The leg curl is an isolation exercise for the hamstrings, the muscles that run on the back of your thighs. The calves are also assisting the motion as secondary muscles.
Strengthening the hamstrings is very important. For most people, the quads are stronger than the hamstrings, resulting in muscular imbalance that might lead to bad stability in the knee joint and a greater risk of injury.
The leg curl can be done from a lying position, or while seated. Both are a similar movement and work the same muscles. The main difference is that the lying variation engages more of your calves, while the seated position provides more isolation of the hamstrings.
The hamstrings have two functions: knee flexion and hip flexion. While free weight exercises like the deadlift are great to work the hamstrings at the hip joint, there is still a need to work the hamstrings' knee flexion function.
The machine needs to be adjusted to fit your body. You should adjust the pad so it rests on the back of your ankles, just below your calves and just above your achilles.
Ensure that your torso and upper thighs remains on the bench at all times. This will allow a better form and decrease the likelihood of hyperextending the lower back. Don't grip the front handles too tight, instead focus on full body contact with the bench.

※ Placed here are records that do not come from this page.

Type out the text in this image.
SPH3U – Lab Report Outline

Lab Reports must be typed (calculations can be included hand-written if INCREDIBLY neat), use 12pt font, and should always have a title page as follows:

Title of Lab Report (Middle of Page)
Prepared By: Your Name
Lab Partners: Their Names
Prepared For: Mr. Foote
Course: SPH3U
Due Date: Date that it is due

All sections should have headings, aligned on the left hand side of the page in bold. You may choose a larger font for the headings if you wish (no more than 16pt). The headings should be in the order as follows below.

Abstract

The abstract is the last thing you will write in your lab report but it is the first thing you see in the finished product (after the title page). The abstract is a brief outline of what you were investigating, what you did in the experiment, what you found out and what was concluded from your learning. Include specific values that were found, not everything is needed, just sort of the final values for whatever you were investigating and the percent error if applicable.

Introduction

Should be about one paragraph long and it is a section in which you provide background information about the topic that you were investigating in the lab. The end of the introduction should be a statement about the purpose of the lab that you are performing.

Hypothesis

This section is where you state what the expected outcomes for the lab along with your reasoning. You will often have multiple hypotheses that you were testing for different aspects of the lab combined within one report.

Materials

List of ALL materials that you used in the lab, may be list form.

Move your legs in a slow and controlled manner. Avoid swinging and jerking any part of your body to complete the rep. Swinging will increase the risk of lower back or hamstring injury, and will make the exercise less effective. Try to take about 2-4 seconds to lower the legs back to the starting position.
You can focus on different parts of the hamstrings by changing your toes position. Turning your toes inward will focus more on the semimembranosus and the semitendinousus, while turning your toes outward will shift the focus to the biceps femoris.